That's why we need to extend grace and mercy toward one another. Over and over again we have to remind ourselves of Jesus vital words, "Treat others the way you want to be treated." (Matthew 7:12 … Follis paraphrase)
I heard a recent sermon on-line by an old Bible college classmate. He is a talented guy with graduate degrees aplenty and loads of experience. But in the sermon he went on and on about a certain behavior that was sinful. He ran it into the ground, basically shaming the listeners.

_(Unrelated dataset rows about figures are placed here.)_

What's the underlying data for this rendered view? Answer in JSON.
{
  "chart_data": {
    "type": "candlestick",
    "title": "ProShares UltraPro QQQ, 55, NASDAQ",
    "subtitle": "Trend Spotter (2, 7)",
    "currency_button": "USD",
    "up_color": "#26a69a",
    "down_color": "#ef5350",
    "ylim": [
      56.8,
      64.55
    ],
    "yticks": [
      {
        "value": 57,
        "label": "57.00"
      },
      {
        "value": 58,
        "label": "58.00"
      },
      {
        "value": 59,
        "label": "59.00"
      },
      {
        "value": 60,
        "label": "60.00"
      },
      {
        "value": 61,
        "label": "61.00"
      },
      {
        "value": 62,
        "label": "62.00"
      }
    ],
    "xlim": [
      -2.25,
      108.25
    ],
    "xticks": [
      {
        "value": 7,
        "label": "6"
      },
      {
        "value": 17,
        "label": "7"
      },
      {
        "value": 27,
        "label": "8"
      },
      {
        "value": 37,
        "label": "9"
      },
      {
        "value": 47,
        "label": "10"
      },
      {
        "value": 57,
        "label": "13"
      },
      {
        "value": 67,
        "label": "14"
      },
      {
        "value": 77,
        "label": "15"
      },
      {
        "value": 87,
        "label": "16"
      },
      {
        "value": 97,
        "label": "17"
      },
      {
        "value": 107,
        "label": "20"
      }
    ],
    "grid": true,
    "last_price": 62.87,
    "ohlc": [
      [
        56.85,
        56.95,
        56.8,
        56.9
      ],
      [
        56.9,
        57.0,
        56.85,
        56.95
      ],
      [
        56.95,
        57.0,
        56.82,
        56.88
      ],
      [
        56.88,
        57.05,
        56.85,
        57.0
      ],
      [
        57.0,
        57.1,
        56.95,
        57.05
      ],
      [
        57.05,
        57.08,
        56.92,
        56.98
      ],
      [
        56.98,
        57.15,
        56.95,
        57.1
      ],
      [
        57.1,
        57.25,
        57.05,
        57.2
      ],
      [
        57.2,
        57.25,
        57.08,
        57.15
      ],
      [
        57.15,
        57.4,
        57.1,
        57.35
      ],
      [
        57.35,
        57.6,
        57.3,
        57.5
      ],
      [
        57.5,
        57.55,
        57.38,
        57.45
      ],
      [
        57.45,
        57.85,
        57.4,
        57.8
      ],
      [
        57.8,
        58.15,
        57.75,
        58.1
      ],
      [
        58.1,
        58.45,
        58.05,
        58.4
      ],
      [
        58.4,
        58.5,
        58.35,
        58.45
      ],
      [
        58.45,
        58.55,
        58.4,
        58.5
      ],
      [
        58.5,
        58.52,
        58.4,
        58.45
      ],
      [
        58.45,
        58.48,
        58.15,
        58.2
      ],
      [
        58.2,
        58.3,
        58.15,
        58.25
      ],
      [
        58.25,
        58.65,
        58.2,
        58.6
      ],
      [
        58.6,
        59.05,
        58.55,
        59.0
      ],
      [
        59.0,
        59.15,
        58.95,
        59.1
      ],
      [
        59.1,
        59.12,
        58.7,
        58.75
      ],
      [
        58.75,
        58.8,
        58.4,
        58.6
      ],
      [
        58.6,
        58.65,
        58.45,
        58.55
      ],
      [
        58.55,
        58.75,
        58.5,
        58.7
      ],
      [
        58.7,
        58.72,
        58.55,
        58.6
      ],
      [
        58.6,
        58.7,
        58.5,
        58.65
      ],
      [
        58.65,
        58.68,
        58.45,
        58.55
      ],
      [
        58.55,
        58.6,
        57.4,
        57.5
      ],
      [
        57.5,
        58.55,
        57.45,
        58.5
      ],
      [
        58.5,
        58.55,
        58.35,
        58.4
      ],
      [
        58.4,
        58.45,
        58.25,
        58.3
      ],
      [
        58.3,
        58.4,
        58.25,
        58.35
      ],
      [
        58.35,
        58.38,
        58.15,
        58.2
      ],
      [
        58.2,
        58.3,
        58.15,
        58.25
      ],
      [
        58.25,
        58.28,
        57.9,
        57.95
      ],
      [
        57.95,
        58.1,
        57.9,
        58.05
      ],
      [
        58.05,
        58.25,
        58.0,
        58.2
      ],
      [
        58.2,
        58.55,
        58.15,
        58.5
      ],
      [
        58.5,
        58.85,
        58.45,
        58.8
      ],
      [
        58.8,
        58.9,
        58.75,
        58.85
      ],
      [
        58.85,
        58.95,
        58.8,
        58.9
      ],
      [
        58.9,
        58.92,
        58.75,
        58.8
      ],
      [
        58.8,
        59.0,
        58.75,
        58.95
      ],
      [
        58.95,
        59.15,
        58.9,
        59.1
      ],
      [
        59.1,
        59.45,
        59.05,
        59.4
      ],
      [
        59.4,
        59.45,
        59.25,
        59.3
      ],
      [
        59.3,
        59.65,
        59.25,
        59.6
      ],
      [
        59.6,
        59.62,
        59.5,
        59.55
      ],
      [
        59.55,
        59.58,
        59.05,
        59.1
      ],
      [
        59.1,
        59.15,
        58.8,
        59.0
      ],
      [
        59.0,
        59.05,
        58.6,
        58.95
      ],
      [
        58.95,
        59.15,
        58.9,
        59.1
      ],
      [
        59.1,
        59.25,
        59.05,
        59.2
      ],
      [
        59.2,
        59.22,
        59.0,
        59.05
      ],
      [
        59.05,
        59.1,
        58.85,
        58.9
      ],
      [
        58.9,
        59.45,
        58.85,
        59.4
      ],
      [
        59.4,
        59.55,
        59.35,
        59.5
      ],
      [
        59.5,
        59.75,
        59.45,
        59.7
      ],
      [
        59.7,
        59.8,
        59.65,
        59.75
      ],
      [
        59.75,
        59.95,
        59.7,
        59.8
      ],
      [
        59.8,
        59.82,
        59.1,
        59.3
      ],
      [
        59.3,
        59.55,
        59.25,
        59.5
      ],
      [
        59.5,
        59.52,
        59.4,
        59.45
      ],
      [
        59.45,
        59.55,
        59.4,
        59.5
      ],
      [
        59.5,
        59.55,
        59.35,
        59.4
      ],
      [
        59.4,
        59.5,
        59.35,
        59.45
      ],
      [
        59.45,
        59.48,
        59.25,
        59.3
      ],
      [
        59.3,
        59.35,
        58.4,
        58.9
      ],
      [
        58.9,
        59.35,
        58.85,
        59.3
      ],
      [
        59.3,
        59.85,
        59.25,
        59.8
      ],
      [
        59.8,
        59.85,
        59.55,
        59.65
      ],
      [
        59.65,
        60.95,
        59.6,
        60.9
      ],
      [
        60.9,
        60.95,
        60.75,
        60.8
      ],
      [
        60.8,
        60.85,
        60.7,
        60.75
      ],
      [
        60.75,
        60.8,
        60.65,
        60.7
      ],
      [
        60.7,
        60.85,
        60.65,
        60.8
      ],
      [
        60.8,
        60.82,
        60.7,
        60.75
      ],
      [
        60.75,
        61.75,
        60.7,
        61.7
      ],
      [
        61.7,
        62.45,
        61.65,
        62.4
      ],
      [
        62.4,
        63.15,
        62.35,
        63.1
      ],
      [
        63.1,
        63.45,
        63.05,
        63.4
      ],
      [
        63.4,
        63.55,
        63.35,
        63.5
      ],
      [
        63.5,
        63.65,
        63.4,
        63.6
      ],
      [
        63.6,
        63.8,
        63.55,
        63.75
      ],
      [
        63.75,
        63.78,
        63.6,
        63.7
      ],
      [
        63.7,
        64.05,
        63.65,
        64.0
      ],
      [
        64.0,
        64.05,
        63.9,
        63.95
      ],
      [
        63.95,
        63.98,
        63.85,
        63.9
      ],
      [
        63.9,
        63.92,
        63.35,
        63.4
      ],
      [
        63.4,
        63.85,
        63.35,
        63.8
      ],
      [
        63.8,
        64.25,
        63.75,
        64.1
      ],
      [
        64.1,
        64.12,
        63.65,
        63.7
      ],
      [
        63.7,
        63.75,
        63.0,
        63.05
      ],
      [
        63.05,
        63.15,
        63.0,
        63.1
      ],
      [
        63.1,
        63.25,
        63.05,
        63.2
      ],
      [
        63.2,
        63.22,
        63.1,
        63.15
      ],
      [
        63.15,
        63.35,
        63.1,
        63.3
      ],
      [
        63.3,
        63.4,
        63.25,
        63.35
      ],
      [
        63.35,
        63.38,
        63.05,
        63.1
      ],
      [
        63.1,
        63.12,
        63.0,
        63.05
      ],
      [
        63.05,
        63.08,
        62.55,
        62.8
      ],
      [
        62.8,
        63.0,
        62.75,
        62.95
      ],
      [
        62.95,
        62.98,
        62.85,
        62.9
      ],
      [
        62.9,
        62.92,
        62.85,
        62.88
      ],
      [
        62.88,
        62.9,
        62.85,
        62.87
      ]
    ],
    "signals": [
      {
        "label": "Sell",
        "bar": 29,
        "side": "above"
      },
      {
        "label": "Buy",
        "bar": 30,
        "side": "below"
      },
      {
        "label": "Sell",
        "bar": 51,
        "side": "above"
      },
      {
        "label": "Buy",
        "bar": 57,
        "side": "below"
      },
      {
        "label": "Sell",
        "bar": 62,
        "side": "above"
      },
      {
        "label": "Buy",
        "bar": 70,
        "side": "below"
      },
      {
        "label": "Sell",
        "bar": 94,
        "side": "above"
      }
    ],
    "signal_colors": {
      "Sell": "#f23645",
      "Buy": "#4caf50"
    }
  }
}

And I thought, "Good grief, man, back off." But then I thought, "Well, maybe I don't know the entire situation. Perhaps there's more to it than I am hearing. I guess I should let the cutting edge of my judgment be mercy and cut him the same slack I'd want him to cut me if he heard a sermon by me." (It still bugged me.)
People were even disappointing each other in one of my favorite early churches, the church at Philippi. Yep, they sure were. Paul says in chapter 4 verse 2: "Now I appeal to you Euodia and Syntyche. Please, because you belong to the Lord, settle your disagreement.." Maybe they did; maybe they didn't.
It take a lot of patience, a lot grace and a lot of understanding to give people with whom you disagree the benefit of the doubt. Indeed, it has occurred to me that some days I must be the toughest guy in the world to get along with.
Can there be deep sighing even as we give others the benefit of the doubt? Or are those two mutually exclusive?